Critically ill patients with COVID-19 infection frequently exhibit a hyperinflammatory response and develop organ failures; however, the underlying mechanisms are unclear. We investigated the microcirculatory, endothelial, and inflammatory responses in critically ill COVID-19 patients and compared them to a group of patients with septic shock in a prospective observational case control study. Thirty critically ill patients with COVID-19 were compared to 33 patients with septic shock.Measurements of sublingual microcirculatory flow using Incident Dark Field video-microscopy and serial measurements of IL-6 and Syndecan-1 levels were performed. COVID-19 patients had significantly less vasoactive drug requirement and lower plasma lactate than those with septic shock. Microcirculatory flow was significantly worse in septic patients than those with COVID-19 (MFI 2.6 vs 2.9 p 0.02, PPV 88 vs 97% P < 0.001). IL-6 was higher in patients with septic shock than COVID-19 (1653 vs 253 pg/mL, P 0.03). IL-6 levels in COVID 19 patients were not elevated compared to healthy controls except on the day of ICU admission. Syndecan-1 levels were not different between the two pathological groups. Compared to patients with undifferentiated septic shock an overt shock state with tissue hypoperfusion does not appear typical of COVID-19 infection. There was no evidence of significant sublingual microcirculatory impairment, widespread endothelial injury or marked inflammatory cytokine release in this group of critically ill COVID-19 patients.

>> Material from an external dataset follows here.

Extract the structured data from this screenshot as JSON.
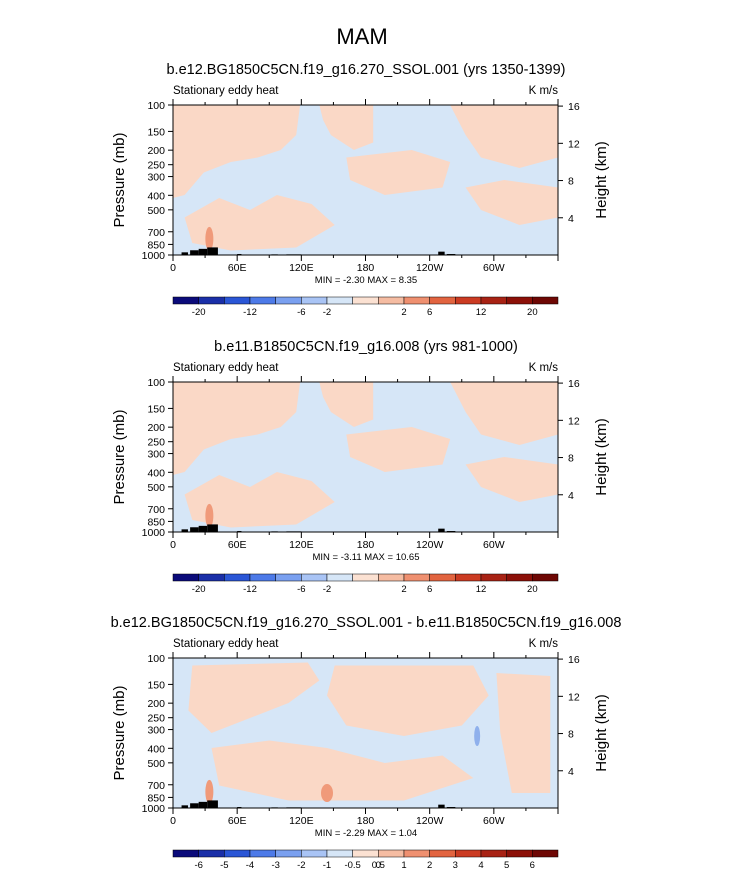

新型冠状病毒肺炎(COVID-19)感染的重症患者常表现出高炎症反应并发生器官功能衰竭;然而,其潜在机制尚不清楚。在一项前瞻性观察性病例对照研究中,我们调查了COVID-19重症患者的微循环、内皮细胞和炎症反应,并将其与一组感染性休克患者进行比较。将30例COVID-19重症患者与33例感染性休克患者进行比较。使用入射暗场视频显微镜测量舌下微循环血流,并对白细胞介素-6(IL-6)和 Syndecan-1水平进行连续测量。与感染性休克患者相比,COVID-19患者对血管活性药物的需求量显著减少,血浆乳酸水平更低。感染性休克患者的微循环血流明显比COVID-19患者差(微血管血流灌注指数[MFI] 2.6对2.9,P = 0.02;灌注良好血管比例[PPV] 88%对97%,P<0.001)。感染性休克患者的IL-6水平高于COVID-19患者(1653对253 pg/mL,P = 0.03)。除重症监护病房(ICU)入院当天外,COVID-19患者的IL-6水平与健康对照相比并未升高。两个病理组之间的Syndecan-1水平没有差异。与未分化感染性休克患者相比,明显的休克状态伴组织灌注不足在COVID-19感染中似乎并不典型。在这组COVID-19重症患者中,没有证据表明存在明显的舌下微循环障碍、广泛的内皮损伤或显著的炎症细胞因子释放。